Federal government or provincial departments cannot manage local micro-level tasks effectively from a distance.

However, local governments continue to be treated as political orphans. This has direct consequences for equity.

The small farmer must remain at the centre of policy design. Climate-smart agriculture that is accessible mainly to larger landholders will not resolve food insecurity.

A policy framework that claims to build resilience while reproducing exclusion is not adaptation. It is selective delivery.

Pakistan already has many of the elements needed for a stronger approach. Farmers are observing climatic shifts and adjusting practices. Researchers are generating useful knowledge.

Some provincial and local programmes have produced practical lessons.

What is missing is not awareness. It is the willingness to confront politically protected inefficiencies, invest in public delivery systems, and devolve real authority to local institutions.

A more serious agenda would begin with five changes. Water governance must be treated as a political reform issue, not only a technical one.

Cropping incentives must be aligned with ecological limits, especially in water-stressed zones. Agricultural extension must be rebuilt as a core climate institution.

Universities and research bodies must be integrated into local and provincial adaptation systems.

And local governments must be given stable authority, resources and clear mandates to act as frontline institutions of resilience.

This approach should underline how Pakistan governs and associates itself with agriculture.

The country needs a shift from paper-adaptation to on-ground, governed adaptation.

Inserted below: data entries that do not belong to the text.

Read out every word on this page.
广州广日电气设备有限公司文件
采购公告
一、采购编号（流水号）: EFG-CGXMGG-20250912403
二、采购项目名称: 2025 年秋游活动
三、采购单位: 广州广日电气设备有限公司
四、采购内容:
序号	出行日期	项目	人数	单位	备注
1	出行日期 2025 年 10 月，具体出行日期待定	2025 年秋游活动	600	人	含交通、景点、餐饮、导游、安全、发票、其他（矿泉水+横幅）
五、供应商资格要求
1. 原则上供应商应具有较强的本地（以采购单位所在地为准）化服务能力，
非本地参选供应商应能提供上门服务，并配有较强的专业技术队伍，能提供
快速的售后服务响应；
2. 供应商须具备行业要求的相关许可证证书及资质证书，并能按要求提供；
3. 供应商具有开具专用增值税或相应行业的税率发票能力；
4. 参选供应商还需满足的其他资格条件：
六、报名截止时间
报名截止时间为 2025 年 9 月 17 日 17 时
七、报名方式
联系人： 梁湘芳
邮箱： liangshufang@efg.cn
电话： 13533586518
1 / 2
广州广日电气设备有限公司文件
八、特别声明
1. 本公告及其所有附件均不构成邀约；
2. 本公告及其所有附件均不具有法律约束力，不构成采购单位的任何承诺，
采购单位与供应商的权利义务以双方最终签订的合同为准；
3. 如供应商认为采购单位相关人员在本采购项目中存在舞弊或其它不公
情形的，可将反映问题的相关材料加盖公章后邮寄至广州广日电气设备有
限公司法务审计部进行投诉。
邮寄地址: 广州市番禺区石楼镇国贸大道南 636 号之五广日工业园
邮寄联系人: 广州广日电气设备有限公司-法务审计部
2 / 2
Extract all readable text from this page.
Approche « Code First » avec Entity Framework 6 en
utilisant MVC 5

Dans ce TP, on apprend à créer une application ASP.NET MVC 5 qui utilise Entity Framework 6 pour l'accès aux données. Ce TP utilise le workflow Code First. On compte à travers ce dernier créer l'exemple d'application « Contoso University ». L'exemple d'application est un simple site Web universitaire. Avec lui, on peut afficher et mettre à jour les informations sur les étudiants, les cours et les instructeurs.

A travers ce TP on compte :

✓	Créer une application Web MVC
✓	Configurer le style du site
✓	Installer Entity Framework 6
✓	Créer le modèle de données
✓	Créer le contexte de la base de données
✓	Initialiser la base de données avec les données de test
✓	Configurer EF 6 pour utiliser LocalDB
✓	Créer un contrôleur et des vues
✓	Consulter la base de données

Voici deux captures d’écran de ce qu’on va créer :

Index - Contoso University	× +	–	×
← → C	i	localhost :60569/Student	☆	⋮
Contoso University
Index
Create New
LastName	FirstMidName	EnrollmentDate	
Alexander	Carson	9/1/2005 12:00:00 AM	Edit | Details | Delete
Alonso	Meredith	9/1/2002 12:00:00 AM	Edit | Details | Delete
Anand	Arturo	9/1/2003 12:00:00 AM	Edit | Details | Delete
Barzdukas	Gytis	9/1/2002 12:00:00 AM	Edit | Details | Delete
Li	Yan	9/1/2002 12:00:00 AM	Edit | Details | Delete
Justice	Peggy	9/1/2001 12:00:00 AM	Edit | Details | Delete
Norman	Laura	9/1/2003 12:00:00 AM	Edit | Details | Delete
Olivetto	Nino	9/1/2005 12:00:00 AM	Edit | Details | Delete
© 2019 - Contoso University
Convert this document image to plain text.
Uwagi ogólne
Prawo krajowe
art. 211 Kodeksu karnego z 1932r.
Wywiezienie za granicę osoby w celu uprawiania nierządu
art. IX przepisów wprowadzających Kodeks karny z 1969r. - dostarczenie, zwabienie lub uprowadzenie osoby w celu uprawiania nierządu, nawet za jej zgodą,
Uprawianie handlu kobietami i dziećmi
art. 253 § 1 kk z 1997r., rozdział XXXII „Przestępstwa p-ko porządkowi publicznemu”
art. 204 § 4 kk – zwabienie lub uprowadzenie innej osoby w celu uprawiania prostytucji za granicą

Until that happens, climate-smart agriculture will remain narrower than the challenge it is meant to address, and food insecurity will continue to deepen through a system that still confuses policy presence with policy performance.

The cost of that failure is visible not only in damaged crops, weak irrigation systems and falling water tables.

It is also visible in the quiet decision of a seven-year-old child who takes her school food box home because her younger sister has nothing to eat.